Kurt Angle, the sports entertainment star with the trademark Crossface Chickenwing move, plays Sheriff Logan in his second feature film and first starring role. I wasn’t sure what to expect when I saw his name in the opening credits. Was I in for a pleasant surprise? After all, Duane Johnson has successfully jumped the chasm from sports entertainment to feature films, so why couldn’t Angle do the same? His street cred as an actor actually consists of a surprising number of made-for-television movie endeavors. As it turns out, he’s no Duane Johnson but there’s some potential there.
I get ahead of myself… first the movie. Movies in our favorite genre tend to play on a lot of variations on different themes. To find a new and refreshing story line is like stumbling upon a vein of gold in a region stripped bare of its resources. River of Darkness is not one of those movies. It chooses to revert to the staple “back from the dead to get revenge” theme, which, as re-envisioned themes go, is a good one. Unfortunately, a hokey script, bland acting, and comical prosthetics sink any chance this movie had of sailing down its own river.
Red flag number one to screen writers everywhere is to avoid the use of clichés.

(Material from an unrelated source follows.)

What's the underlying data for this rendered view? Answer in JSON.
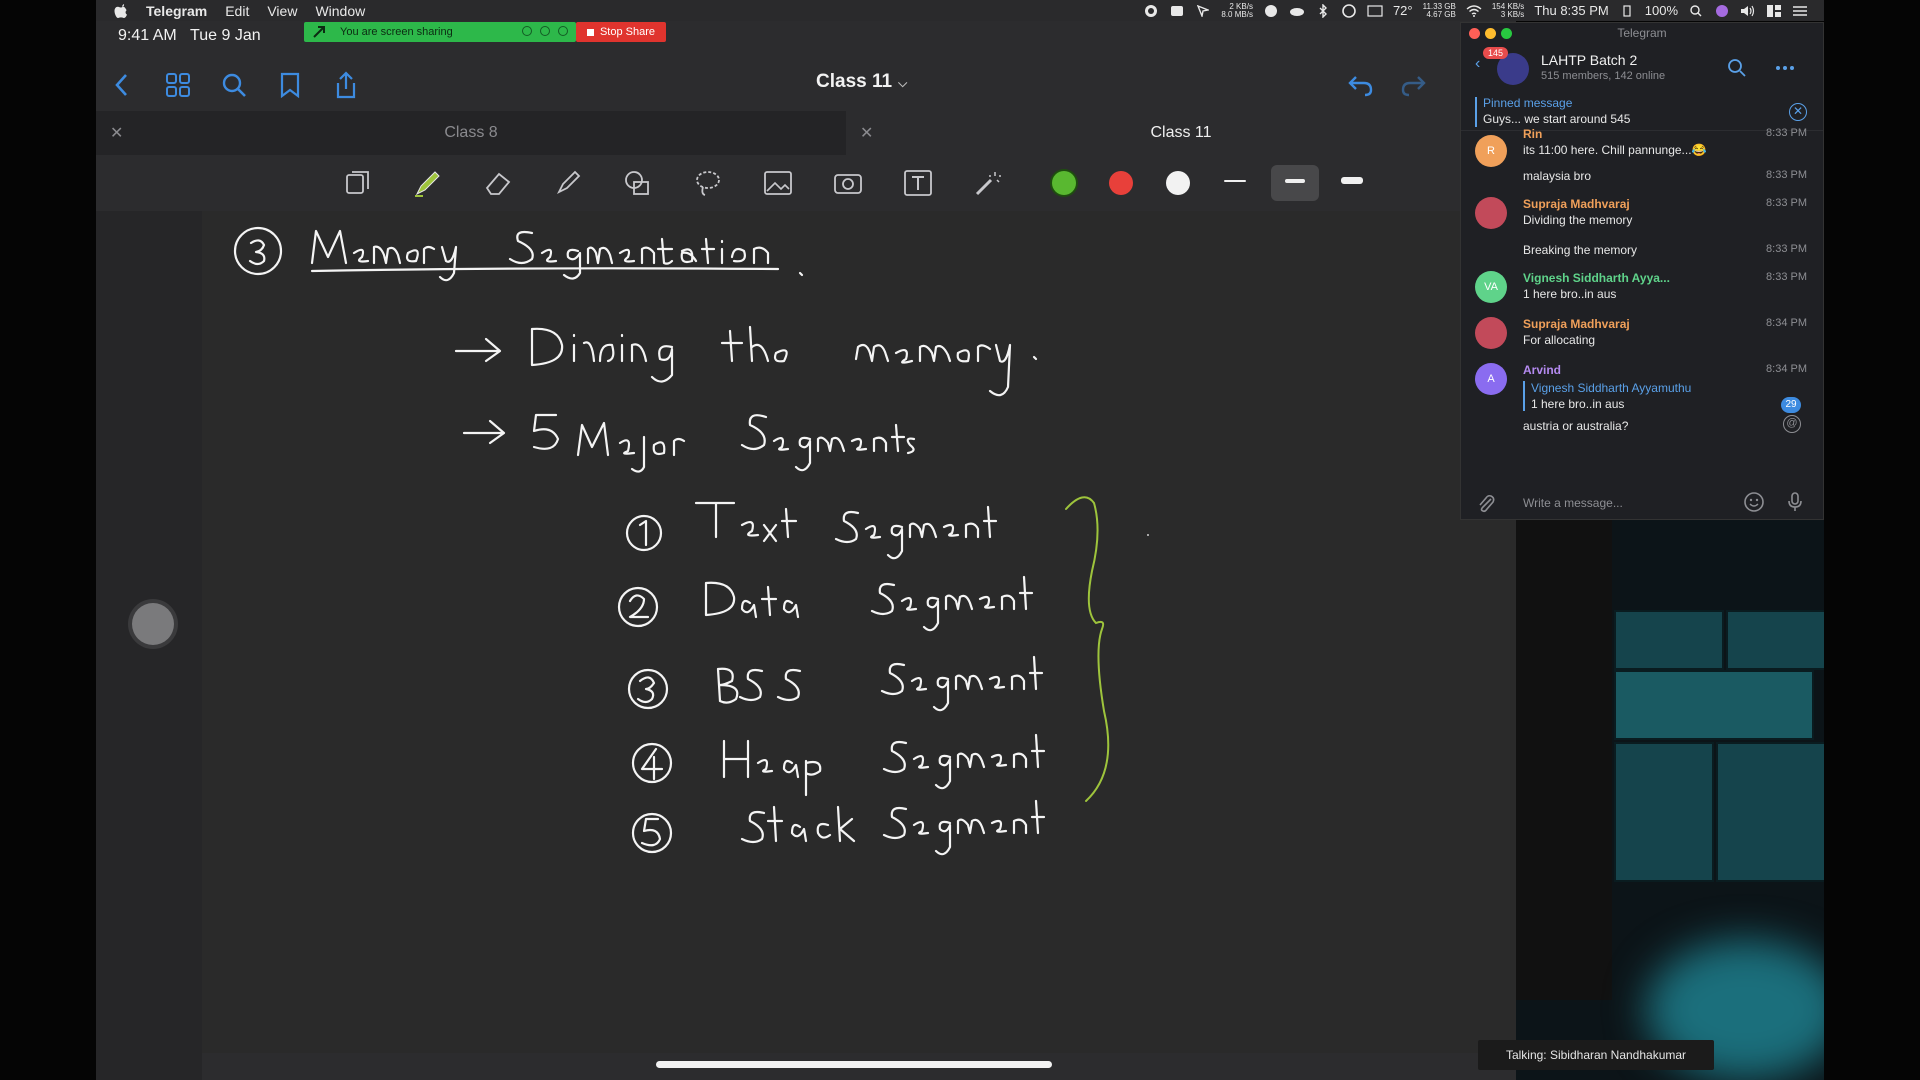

I suppose that when used cleverly and under the right circumstances they can be charming but those instances are few and far between. To me it illustrates a lack of creativity. River of Darkness contains such gems as, “Up sh*t creek without a paddle”, and, “Read ‘em and weep”. Out of context they seem harmless enough, but the first one was spoken by a dude in a boat, the second by a dude playing cards. At one point Sheriff Logan says while indicating the shotgun in his hand that he thought when he got the job he was going to, “walk quietly and carry a big stick.” At first I thought this was a playful and respectful nod to Duane Johnson’s role as a sheriff in “Walking Tall”, but considering the first two instances, I highly doubt it.

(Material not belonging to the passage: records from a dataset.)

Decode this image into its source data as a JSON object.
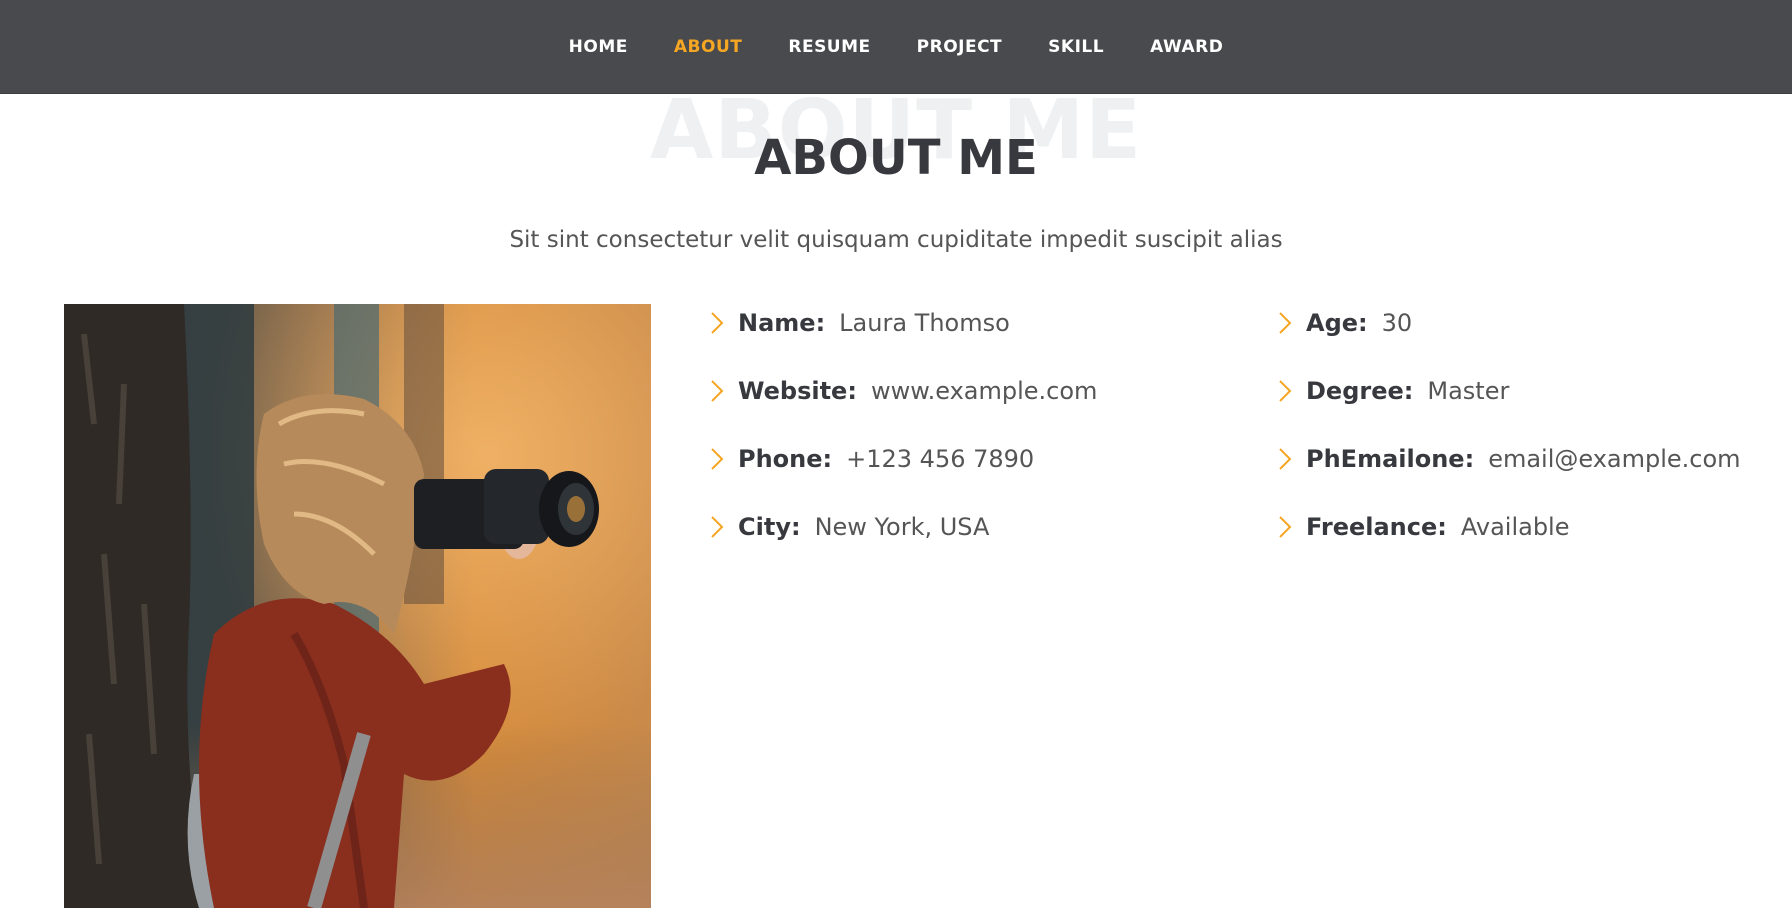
{
  "nav": {
    "items": [
      {
        "label": "HOME",
        "active": false
      },
      {
        "label": "ABOUT",
        "active": true
      },
      {
        "label": "RESUME",
        "active": false
      },
      {
        "label": "PROJECT",
        "active": false
      },
      {
        "label": "SKILL",
        "active": false
      },
      {
        "label": "AWARD",
        "active": false
      }
    ],
    "active_color": "#f5a623",
    "background": "#494a4d"
  },
  "section": {
    "bg_title": "ABOUT ME",
    "title": "ABOUT ME",
    "subtitle": "Sit sint consectetur velit quisquam cupiditate impedit suscipit alias"
  },
  "photo": {
    "icon": "photographer-with-camera-image"
  },
  "info": {
    "left": [
      {
        "label": "Name:",
        "value": "Laura Thomso"
      },
      {
        "label": "Website:",
        "value": "www.example.com"
      },
      {
        "label": "Phone:",
        "value": "+123 456 7890"
      },
      {
        "label": "City:",
        "value": "New York, USA"
      }
    ],
    "right": [
      {
        "label": "Age:",
        "value": "30"
      },
      {
        "label": "Degree:",
        "value": "Master"
      },
      {
        "label": "PhEmailone:",
        "value": "email@example.com"
      },
      {
        "label": "Freelance:",
        "value": "Available"
      }
    ],
    "bullet_icon": "chevron-right-icon",
    "accent_color": "#f5a623"
  }
}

As far as the acting goes there were a couple of stand-out performances. Bingo O’Malley (“Love and Other Drugs”, “Wonder Boys”, “Creepshow”) as Virgil, the town’s historian (so to speak) and bait retailer, was by far the most believable performance, which makes sense as he is easily the most seasoned actor in the cast. Next we have Lindsay Carothers who plays the paranormal researcher, Autumn, and seems extremely comfortable even though this movie seems to be her first break. I hope to see more of her, and not in a lecherous kind of way. The performance that really surprised me was that of Ray Lloyd (Glacier of the WCW) as Clark, the take-charge community man who lost the sheriff election to Logan. He was one of the few cast members that was able to make something of a pretty drab script. Kurt Angle’s performance as a man unsure of his abilities as sheriff (kind of like Stallone’s performance in “Copland” but not as melancholy) was entirely dependent on who was on-screen with him at the time, proving Jimmy Stewart’s theory that acting is all about reacting. You give what you get; when Angle had one of the previously mentioned actors on-screen with him his performance was better, simple as that. He’ll take the next step when he can provide the same service for lesser actors.

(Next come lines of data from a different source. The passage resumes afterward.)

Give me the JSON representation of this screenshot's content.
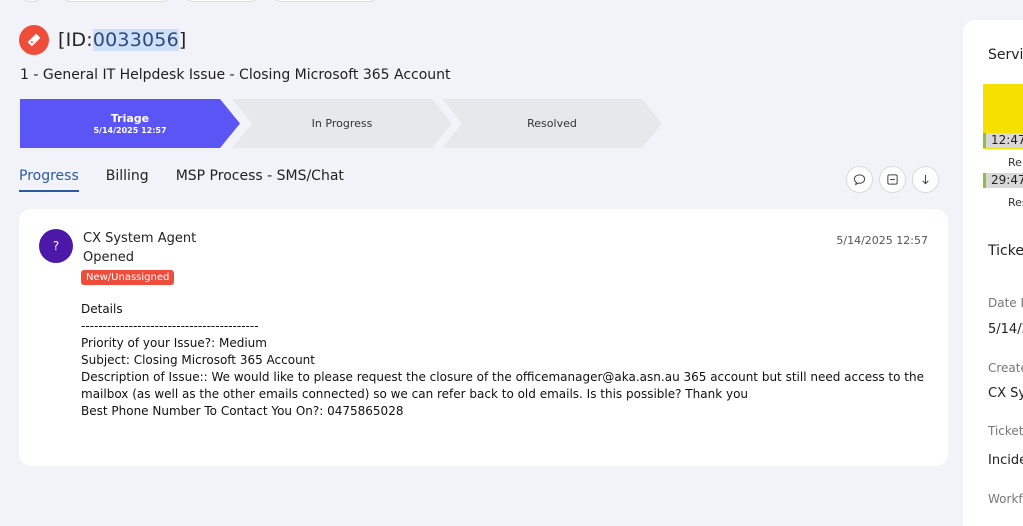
{
  "header": {
    "id_prefix": "[ID:",
    "id_number": "0033056",
    "id_suffix": "]",
    "title": "1 - General IT Helpdesk Issue - Closing Microsoft 365 Account"
  },
  "pipeline": {
    "stages": [
      {
        "label": "Triage",
        "date": "5/14/2025 12:57"
      },
      {
        "label": "In Progress"
      },
      {
        "label": "Resolved"
      }
    ]
  },
  "tabs": [
    {
      "label": "Progress"
    },
    {
      "label": "Billing"
    },
    {
      "label": "MSP Process - SMS/Chat"
    }
  ],
  "icons": {
    "ticket": "ticket-icon",
    "comment": "comment-icon",
    "collapse": "collapse-icon",
    "download": "arrow-down-icon"
  },
  "activity": {
    "avatar_letter": "?",
    "agent": "CX System Agent",
    "event": "Opened",
    "status_badge": "New/Unassigned",
    "timestamp": "5/14/2025 12:57",
    "details": {
      "heading": "Details",
      "divider": "-----------------------------------------",
      "priority": "Priority of your Issue?: Medium",
      "subject": "Subject: Closing Microsoft 365 Account",
      "description": "Description of Issue:: We would like to please request the closure of the officemanager@aka.asn.au 365 account but still need access to the mailbox (as well as the other emails connected) so we can refer back to old emails. Is this possible? Thank you",
      "phone": "Best Phone Number To Contact You On?: 0475865028"
    }
  },
  "side_panel": {
    "service_heading": "Servi",
    "timer1": "12:47",
    "timer1_label": "Re",
    "timer2": "29:47",
    "timer2_label": "Res",
    "ticket_heading": "Ticke",
    "fields": [
      {
        "label": "Date F",
        "value": "5/14/2"
      },
      {
        "label": "Create",
        "value": "CX Sys"
      },
      {
        "label": "Ticket",
        "value": "Incide"
      },
      {
        "label": "Workf",
        "value": ""
      }
    ]
  },
  "colors": {
    "accent": "#5b55f5",
    "ticket_icon": "#ef4d3c",
    "badge": "#ef4d3c",
    "avatar": "#4b18a8",
    "active_tab": "#2c5aa0",
    "sla_yellow": "#f5e000"
  }
}
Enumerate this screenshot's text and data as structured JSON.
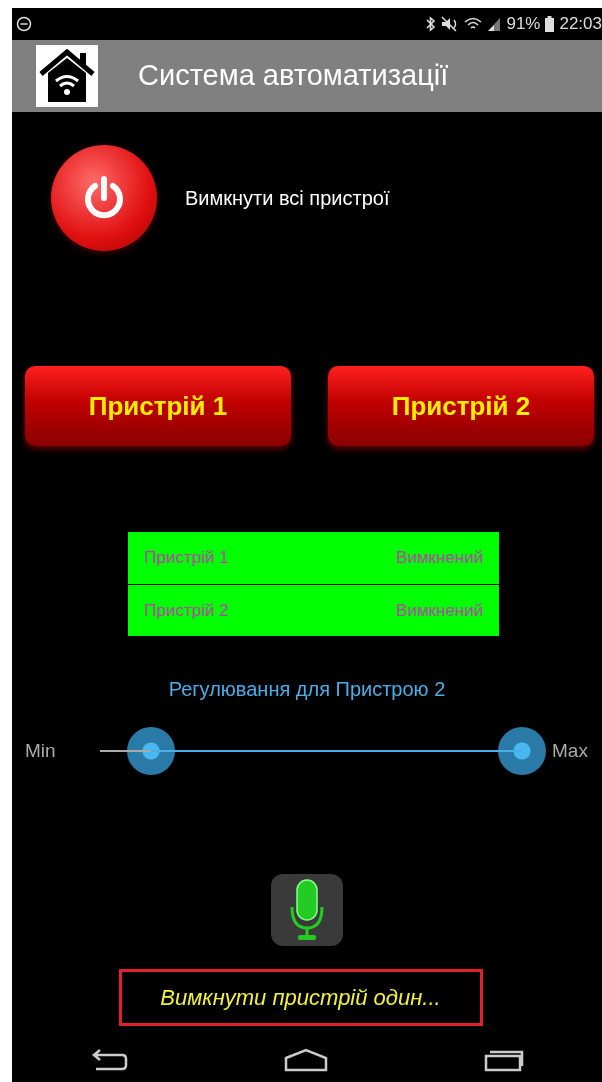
{
  "status_bar": {
    "battery": "91%",
    "time": "22:03"
  },
  "app_bar": {
    "title": "Система автоматизації"
  },
  "power": {
    "label": "Вимкнути всі пристрої"
  },
  "device_buttons": [
    {
      "label": "Пристрій 1"
    },
    {
      "label": "Пристрій 2"
    }
  ],
  "device_status": [
    {
      "name": "Пристрій 1",
      "state": "Вимкнений"
    },
    {
      "name": "Пристрій 2",
      "state": "Вимкнений"
    }
  ],
  "regulation": {
    "title": "Регулювання для Пристрою 2",
    "min_label": "Min",
    "max_label": "Max",
    "thumbs": [
      {
        "level": 0.12
      },
      {
        "level": 1
      }
    ]
  },
  "speech": {
    "text": "Вимкнути пристрій один..."
  }
}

Lastly, I have to mention the prosthetics. You’re working on a horror movie here, guys, how about something a little scary? The Jacob Brother Ghouls should have been something ghastly. Their bodies had been in a swamp for the past thirty years. Perhaps some decomposition or something would have been on the menu? But no, we’re given three dudes that look like a hillbillied version of the Blue Man Group or maybe the redneck siblings of Mystique. Pitiful.
River of Darkness is a movie that could have been so much more, but seemed to be content with being a showcase for professionals in the Sports Entertainment industry. There were some good performances and there was actually some really nice camera work at times, but overall skip this movie unless you can get someone else to pay for a rental or can’t get enough of your Wrestling stars.